Resolution No 3 on the fight against cyber-crime
THE MINISTERS participating in the 23rd Conference of European Ministers of Justice (London, June 2000),
Considering that on the proposal of the European Committee on Crime Problems (CDPC) the Committee of Ministers gave terms of reference to the Committee of Experts on Crime in Cyberspace (PC-CY) in February 1997 to draft a binding legal instrument dealing, inter alia, with substantive, procedural and international co-operation issues relating to computer crime;
In view of the draft Convention on Cybercrime prepared by the PC-CY during more than three years of work;
Taking into account the decision to make public the text of the said draft Convention (draft n° 19);
Aware of the importance attached by Council of Europe member States, Observer States and the international community at large to an early conclusion of the work of Committee PC-CY;
Aware also that negotiations are still to continue on a number of outstanding issues before agreement is reached on a final text;
Taking into consideration the Common Position of 27 May 1999 adopted by the Council of the European Union, which supports the drawing up of the Council of Europe’s draft Convention on Cybercrime which will contain, inter alia, provisions to facilitate international co-operation, including mutual legal assistance, to the widest extent possible;
In the light of the discussions that took place at the G-8 Conference on “government/industry dialogue on safety and confidence in cyberspace”, held in Paris on 15-17 May 2000,
EXPRESS their strong support for the negotiations taking place within Committee PC-CY and encourage the negotiating parties to pursue their efforts with a view to finding appropriate solutions to the outstanding issues, so as to enable the largest possible number of States to become Parties to the Convention;
ACKNOWLEDGE that it is essential to establish a swift and efficient system of international co-operation, which takes duly into account the specific requirements of the fight against crime in a computer environment;
ENCOURAGE Committee PC-CY to speed up its work with a view to finalising the text of the Convention before the end of this year;
INVITE the Secretary General to consider the work of the PC-CY as a matter of priority and provide this Committee with the means it needs to execute its terms of reference;
INVITE the Committee of Ministers to consult without delay the Parliamentary Assembly on the draft Convention prepared by the PC-CY.
Resolution No 4
THE MINISTERS participating in the 23rd Conference of European Ministers of Justice (London, 2000)

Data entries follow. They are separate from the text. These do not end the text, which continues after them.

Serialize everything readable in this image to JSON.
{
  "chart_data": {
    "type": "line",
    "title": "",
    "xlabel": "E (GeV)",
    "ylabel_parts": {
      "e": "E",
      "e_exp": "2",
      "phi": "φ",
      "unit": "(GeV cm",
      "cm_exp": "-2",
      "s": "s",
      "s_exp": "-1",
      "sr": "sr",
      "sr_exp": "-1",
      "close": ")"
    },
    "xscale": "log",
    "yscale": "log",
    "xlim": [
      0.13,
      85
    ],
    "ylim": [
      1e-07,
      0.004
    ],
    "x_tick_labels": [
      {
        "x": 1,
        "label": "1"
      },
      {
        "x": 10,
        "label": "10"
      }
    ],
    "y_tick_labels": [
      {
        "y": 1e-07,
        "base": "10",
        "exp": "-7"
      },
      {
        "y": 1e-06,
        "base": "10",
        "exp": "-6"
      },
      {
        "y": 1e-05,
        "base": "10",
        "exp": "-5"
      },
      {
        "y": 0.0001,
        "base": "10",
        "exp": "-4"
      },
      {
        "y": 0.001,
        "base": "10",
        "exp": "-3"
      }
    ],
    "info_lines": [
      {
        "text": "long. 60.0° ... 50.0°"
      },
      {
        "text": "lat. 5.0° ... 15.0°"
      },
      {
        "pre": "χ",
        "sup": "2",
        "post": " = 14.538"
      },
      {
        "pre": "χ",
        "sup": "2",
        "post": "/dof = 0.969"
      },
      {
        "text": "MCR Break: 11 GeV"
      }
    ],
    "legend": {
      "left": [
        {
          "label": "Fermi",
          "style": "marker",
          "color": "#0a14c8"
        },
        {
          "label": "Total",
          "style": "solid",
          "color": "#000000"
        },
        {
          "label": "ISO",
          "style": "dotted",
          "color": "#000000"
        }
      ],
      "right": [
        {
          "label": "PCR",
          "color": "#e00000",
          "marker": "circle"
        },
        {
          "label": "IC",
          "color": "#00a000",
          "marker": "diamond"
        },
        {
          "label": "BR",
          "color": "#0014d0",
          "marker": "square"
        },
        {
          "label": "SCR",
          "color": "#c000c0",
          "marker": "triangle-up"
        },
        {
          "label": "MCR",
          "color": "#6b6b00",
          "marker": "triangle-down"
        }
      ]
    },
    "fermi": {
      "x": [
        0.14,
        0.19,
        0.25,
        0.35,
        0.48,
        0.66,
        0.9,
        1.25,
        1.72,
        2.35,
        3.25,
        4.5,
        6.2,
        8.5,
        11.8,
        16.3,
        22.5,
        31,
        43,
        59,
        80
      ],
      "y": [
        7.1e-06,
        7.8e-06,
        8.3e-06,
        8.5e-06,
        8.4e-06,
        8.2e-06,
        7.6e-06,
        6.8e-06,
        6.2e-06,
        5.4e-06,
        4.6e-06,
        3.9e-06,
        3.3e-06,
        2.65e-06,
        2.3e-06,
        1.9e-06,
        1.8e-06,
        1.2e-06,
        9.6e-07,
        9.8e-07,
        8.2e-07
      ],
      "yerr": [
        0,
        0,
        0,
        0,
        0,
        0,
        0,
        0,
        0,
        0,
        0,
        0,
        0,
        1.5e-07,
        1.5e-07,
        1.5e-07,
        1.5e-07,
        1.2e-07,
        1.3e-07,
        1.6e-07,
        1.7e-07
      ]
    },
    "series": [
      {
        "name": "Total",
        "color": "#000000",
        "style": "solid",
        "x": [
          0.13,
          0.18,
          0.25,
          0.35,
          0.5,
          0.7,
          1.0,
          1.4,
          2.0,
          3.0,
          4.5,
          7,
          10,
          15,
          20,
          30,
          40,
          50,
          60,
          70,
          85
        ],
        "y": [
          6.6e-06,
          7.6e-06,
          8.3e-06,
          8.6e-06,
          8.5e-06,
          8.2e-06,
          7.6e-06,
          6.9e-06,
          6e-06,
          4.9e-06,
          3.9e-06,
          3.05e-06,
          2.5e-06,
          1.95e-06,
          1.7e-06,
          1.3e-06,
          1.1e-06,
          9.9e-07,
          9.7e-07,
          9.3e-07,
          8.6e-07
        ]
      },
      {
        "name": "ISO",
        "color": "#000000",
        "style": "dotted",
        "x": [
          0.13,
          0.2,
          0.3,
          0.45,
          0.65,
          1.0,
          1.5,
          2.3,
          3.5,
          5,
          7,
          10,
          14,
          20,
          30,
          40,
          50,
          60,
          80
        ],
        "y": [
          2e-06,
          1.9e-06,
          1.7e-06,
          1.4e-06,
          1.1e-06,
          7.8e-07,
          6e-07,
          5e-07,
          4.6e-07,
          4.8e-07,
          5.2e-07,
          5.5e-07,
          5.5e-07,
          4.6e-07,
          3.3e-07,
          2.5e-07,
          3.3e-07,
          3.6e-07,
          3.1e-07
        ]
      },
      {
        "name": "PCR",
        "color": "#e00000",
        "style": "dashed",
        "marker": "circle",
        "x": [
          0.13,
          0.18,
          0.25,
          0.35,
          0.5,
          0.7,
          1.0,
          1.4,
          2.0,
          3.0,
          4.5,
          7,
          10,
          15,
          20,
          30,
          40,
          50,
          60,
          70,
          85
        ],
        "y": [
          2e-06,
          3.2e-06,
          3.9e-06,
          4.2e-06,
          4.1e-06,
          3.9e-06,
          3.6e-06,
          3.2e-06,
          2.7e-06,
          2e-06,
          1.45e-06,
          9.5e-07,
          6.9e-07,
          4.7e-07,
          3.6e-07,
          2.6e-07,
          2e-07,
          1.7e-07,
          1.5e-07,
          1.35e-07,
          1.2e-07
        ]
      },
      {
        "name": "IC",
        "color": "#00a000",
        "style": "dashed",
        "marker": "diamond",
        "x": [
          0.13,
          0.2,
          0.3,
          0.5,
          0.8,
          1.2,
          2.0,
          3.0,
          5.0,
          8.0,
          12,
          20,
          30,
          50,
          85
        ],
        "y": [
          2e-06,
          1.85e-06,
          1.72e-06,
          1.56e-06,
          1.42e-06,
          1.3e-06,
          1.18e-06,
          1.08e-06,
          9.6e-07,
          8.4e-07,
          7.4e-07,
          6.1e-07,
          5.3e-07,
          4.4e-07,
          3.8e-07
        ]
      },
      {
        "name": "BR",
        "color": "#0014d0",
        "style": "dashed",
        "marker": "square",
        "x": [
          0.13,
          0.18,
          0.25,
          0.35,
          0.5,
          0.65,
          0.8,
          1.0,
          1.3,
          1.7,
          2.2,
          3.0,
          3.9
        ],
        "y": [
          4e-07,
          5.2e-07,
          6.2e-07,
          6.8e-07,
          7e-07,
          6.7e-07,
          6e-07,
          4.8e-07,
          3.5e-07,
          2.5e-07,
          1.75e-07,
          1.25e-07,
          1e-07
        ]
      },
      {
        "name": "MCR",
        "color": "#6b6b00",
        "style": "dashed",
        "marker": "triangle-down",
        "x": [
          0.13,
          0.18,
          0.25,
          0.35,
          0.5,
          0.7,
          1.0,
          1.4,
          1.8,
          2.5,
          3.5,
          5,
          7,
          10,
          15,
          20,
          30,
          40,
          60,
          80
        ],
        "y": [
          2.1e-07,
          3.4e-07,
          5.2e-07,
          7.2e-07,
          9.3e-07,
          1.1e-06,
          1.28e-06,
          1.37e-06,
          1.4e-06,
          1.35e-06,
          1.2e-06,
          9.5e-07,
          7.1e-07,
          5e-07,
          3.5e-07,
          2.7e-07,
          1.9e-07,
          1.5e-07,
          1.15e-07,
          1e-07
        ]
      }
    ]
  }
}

Aware of the advantage of arranging personal contacts between the Ministers responsible for their governments’ policy in the legal field in order to foster the progress of cooperation in this area in Europe,
EXPRESS the warmest thanks to the British Government for the excellent organisation of the 23rd Conference in London and for its kind hospitality ;
TAKE NOTE with gratitude of the invitation of the Minister of Justice of the Russian Federation to hold the 24th Conference of European Ministers of Justice in Moscow, in September 2001, and of his proposal for a subject “Implementation of judicial decisions in conformity with European standards”.